We settled in for an easy supper of leftovers from the night before, huddled up to watch “King Richard” and called it an early night, though we made sure to check out the stars from a nice log alongside the lakeshore. Best Milky Way I’ve seen since two years prior when we left St. Helens, when we headed up to a dark skies spot in the Mt. Hood forest. We miss the uninterrupted spectacle of the universe from a boat.

Our view wasn’t quite this amazing, but it was still worth every mishap of that trip.
Photo credit: https://www.flickr.com/photos/andyspicturesurl/4335281098

The next morning I ambled up the Boundary trail to Council Bluff, to the territorial view other campers promised a territorial view: Mt. Adams, Mt. Rainier, Mt. St. Helens (through the trees), and Mt. Hood. Round-trip, the trail is 3.2 miles.

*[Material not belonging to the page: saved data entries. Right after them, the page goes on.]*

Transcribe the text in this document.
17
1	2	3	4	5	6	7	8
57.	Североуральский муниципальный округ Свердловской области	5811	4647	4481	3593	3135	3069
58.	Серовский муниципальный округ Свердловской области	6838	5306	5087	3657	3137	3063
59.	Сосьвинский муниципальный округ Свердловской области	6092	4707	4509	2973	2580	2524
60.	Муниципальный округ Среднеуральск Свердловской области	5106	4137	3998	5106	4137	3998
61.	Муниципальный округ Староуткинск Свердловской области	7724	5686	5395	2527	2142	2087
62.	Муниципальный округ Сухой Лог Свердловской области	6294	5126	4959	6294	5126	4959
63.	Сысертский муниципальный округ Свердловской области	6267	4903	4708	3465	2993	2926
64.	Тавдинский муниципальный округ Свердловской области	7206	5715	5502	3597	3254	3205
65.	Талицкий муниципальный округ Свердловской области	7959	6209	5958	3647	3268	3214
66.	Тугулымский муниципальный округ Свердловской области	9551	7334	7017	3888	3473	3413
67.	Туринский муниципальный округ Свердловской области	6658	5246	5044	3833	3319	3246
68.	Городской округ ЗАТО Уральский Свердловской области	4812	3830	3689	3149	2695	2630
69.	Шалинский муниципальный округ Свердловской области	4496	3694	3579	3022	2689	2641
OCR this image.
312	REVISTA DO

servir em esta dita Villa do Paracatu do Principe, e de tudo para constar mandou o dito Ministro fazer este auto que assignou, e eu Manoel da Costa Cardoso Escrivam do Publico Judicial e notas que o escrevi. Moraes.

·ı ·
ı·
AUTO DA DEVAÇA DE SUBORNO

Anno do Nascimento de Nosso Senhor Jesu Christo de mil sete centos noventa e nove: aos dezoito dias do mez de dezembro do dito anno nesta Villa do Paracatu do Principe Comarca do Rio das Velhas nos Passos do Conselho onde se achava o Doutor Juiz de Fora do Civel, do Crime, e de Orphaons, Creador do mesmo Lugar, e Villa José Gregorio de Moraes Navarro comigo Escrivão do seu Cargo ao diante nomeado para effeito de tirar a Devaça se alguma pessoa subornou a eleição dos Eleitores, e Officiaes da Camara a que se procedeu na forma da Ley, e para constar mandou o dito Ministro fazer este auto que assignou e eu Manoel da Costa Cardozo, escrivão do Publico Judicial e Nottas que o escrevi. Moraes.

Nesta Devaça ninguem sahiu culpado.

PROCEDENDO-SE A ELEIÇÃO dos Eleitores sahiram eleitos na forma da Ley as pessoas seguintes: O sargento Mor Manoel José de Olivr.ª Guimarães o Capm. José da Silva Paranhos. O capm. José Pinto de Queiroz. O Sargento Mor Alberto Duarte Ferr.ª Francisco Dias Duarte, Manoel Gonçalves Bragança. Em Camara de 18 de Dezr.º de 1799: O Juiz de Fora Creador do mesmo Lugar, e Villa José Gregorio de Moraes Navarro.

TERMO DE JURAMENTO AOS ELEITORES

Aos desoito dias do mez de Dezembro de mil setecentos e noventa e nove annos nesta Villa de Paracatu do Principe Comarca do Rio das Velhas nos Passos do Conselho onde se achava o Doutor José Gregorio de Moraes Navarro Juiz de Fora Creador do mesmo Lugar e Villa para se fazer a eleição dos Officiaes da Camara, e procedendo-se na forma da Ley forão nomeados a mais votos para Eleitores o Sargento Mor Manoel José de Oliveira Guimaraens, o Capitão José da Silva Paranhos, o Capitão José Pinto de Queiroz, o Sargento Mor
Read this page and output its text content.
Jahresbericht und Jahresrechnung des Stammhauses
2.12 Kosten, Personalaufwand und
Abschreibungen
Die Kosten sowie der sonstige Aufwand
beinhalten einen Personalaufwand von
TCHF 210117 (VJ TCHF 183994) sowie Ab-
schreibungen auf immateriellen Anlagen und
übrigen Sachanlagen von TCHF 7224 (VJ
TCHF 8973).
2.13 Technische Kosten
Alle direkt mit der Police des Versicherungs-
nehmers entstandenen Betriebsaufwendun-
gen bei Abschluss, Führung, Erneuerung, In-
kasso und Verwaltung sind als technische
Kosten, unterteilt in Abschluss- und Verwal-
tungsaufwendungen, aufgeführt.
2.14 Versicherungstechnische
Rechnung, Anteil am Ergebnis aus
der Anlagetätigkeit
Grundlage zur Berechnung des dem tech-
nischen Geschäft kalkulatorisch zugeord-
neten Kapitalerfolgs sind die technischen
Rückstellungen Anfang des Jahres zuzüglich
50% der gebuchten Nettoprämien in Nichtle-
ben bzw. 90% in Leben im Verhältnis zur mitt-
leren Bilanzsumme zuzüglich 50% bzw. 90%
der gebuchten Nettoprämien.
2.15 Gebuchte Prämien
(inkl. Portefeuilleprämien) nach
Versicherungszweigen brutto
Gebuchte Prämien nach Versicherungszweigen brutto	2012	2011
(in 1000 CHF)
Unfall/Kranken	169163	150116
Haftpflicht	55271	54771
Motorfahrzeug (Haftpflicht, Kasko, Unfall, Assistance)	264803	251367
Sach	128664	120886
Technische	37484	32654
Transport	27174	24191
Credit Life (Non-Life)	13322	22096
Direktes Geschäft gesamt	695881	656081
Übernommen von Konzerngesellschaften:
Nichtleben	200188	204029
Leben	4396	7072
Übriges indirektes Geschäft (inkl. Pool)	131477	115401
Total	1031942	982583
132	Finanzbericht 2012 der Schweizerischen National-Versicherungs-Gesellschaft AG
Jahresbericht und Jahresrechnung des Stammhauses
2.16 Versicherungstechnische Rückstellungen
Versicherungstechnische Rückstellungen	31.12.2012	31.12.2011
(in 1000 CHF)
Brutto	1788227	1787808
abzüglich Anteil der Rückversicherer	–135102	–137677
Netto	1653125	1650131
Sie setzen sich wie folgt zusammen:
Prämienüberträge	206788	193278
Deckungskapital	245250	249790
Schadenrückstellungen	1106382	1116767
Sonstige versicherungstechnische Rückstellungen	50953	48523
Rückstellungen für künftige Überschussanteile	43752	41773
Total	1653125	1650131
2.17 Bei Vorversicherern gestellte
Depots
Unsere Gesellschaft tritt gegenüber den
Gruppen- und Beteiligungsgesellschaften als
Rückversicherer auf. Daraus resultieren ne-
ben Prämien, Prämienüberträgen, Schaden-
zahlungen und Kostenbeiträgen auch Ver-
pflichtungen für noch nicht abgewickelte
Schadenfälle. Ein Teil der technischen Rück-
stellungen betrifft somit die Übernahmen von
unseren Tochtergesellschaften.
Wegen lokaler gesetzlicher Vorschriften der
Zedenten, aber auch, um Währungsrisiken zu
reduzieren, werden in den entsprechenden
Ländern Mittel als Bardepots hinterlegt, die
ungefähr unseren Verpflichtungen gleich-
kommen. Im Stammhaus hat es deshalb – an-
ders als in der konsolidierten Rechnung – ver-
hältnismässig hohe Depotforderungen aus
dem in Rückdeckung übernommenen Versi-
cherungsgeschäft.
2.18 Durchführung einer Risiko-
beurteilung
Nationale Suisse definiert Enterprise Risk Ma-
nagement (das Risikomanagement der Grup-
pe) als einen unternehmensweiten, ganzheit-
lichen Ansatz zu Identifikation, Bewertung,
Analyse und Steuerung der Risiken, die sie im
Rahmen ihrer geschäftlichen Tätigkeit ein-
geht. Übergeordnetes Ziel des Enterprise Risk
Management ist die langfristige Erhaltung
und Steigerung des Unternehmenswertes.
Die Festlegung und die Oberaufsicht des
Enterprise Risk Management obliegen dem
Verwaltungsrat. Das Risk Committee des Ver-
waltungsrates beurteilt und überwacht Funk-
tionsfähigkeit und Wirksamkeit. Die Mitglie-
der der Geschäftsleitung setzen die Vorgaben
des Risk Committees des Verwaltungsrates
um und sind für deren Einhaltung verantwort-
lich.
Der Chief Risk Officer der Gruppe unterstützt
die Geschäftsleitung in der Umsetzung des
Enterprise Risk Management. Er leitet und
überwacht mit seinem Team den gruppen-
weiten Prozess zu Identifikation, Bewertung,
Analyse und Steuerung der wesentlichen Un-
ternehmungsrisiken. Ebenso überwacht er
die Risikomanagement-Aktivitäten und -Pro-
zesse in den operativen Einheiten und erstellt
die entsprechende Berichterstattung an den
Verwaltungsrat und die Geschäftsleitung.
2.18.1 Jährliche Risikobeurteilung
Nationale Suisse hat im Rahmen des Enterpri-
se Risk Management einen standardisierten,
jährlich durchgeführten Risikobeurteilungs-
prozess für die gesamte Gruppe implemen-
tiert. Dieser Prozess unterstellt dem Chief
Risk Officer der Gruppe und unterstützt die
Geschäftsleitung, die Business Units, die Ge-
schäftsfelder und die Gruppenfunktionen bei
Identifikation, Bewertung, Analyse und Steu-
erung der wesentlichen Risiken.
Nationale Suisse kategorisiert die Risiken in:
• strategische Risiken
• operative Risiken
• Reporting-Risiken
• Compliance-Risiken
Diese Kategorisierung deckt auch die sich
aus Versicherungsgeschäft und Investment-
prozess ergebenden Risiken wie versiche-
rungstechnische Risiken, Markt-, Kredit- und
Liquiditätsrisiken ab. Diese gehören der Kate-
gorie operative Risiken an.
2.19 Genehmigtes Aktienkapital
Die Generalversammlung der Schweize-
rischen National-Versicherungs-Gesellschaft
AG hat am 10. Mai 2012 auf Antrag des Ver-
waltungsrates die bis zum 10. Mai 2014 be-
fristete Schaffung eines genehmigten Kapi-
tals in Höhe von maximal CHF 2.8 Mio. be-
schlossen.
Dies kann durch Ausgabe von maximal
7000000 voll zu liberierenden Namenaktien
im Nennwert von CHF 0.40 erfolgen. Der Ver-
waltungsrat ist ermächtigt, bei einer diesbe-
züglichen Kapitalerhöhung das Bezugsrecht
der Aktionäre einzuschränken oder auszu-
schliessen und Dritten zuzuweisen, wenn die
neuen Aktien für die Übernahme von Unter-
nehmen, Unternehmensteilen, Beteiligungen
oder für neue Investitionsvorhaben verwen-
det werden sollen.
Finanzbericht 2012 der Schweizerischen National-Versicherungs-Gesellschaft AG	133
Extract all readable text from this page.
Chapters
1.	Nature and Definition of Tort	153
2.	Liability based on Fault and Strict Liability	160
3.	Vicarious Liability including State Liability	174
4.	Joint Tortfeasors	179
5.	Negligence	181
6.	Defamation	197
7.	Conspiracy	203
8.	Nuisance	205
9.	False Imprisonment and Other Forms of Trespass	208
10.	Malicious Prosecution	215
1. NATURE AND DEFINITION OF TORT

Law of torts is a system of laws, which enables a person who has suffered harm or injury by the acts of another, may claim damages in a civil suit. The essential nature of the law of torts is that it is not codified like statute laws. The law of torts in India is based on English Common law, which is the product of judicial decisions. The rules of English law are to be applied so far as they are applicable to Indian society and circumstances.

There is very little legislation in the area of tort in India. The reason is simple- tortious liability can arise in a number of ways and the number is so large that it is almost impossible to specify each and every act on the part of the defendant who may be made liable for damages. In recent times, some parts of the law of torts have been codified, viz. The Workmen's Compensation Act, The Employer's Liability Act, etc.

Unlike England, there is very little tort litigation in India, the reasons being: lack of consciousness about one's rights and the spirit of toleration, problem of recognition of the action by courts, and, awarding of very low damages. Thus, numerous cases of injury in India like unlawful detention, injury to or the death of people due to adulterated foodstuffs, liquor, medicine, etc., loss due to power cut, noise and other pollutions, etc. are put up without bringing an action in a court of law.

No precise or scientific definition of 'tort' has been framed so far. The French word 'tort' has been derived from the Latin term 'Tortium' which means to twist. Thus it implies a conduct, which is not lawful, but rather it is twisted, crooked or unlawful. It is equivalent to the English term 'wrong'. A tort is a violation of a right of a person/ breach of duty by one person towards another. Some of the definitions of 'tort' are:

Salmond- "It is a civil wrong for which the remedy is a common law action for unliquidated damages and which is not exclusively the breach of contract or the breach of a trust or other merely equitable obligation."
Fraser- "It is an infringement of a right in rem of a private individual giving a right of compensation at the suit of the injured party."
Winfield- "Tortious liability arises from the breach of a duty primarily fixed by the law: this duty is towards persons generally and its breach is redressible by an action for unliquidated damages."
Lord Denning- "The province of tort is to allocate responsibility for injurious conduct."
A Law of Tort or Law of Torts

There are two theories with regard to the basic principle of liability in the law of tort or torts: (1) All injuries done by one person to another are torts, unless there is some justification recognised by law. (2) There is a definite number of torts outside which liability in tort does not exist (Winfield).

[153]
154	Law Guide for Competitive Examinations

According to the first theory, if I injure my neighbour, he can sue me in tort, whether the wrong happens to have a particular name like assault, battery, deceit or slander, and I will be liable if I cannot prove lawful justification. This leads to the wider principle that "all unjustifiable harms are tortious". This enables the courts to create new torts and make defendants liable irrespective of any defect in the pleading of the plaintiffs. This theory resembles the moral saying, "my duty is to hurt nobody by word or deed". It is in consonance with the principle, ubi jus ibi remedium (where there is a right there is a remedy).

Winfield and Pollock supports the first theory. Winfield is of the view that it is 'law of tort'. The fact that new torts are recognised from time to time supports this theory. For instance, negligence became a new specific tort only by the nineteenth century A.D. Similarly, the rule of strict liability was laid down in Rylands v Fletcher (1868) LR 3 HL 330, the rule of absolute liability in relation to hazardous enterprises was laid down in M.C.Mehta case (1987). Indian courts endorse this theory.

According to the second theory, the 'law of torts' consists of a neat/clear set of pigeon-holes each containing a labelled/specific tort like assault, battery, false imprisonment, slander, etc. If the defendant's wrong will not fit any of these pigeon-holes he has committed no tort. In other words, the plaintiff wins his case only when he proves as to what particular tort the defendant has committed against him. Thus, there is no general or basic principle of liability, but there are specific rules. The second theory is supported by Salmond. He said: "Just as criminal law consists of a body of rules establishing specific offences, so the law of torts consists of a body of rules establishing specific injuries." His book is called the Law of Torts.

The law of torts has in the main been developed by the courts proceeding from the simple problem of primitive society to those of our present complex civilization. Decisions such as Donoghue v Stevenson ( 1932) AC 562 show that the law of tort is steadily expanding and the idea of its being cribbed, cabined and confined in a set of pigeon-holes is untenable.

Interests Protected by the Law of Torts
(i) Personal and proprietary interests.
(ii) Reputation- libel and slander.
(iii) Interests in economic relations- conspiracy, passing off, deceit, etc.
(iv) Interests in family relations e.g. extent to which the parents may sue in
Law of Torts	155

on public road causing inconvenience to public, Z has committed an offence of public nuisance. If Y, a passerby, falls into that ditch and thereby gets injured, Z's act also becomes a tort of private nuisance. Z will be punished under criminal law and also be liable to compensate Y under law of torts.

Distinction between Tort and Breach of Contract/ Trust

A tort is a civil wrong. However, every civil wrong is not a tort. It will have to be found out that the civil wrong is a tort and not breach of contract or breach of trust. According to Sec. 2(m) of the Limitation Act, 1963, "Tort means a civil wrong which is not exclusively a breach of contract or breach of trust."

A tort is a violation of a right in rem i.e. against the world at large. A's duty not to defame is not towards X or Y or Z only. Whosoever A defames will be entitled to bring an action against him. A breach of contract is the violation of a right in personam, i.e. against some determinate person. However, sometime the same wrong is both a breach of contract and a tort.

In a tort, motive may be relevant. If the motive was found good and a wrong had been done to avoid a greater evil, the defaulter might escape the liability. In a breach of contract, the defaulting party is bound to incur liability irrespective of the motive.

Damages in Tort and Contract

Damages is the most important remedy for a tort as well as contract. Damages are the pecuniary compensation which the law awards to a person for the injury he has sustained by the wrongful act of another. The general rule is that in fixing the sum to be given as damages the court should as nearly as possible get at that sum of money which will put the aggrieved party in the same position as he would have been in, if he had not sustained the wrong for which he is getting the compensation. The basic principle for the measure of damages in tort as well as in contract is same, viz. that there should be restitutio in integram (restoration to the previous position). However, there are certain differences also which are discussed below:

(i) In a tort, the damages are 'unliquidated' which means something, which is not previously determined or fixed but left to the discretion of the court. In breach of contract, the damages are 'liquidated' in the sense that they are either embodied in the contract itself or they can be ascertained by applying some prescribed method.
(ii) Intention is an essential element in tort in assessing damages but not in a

Boundary trail Council Lake overlook
with 12,281 foot Mt. Adams towering in the background. 

Breaking spider webs along the way, I had the trail and the viewpoint to myself. The trail climbed 950 feet, to a viewpoint at 5180. Despite a string of hot days, the view was still relatively crisp. Click the arrow for a 45-second panoramic view.

Our next stop was an old favorite, Lewis River Falls. We took a route in we’d never taken before. We wished we hadn’t.

Five miles with more potholes than road.

Wayne slalomed through them expertly but had to slam on the brakes, hard, a couple of times. Between that and the hot weather, our brakes jammed, rubbed, and started smoking. 

Mt. St. Helens overlook near Old Man’s pass.

We stopped to let the brakes cool off a bit. Not too much of a hardship to stop here while to give our brakes a breather.

New development in the Lewis Falls area.
We didn’t stop at Lewis Falls after all—our whole reason to endure five miles of potholed road. There’s no cell phone signal, so parking reservations need to be made ahead of time.  We briefly considered risking it, but the couple removing an $85 ticket for their lack of permit changed our mind, pronto! We found out the forest service felt compelled to adopt the policy because the area was getting trashed from too much “love.”

Wayne descended most of the way to Carson in first gear, to minimize brake use. Then, they were ok. We made it home without a tow. Our local Les Schwab service department ran diagnostics so we can prevent it from happening again.

We crossed the Bridge of the Gods (click the video for the view off the bridge) to cool off ourselves.

We were not the only ones with that notion.

Hot spot to cool off in Cascade Locks.

We made it home.

Home, sweet kitty.

Shiva was excited to see us. Or so we tell ourselves.


Location Location
Council Lake and Council Bluff are in the Mt. Adams Recreational area of Washington State’s Gifford Pinchot National Forest, in between Randall, Trout Lake, Cougar, and Carson. We’ll be back. Err, we will replace that rope tie holding our water tank in place with a little something more substantial first.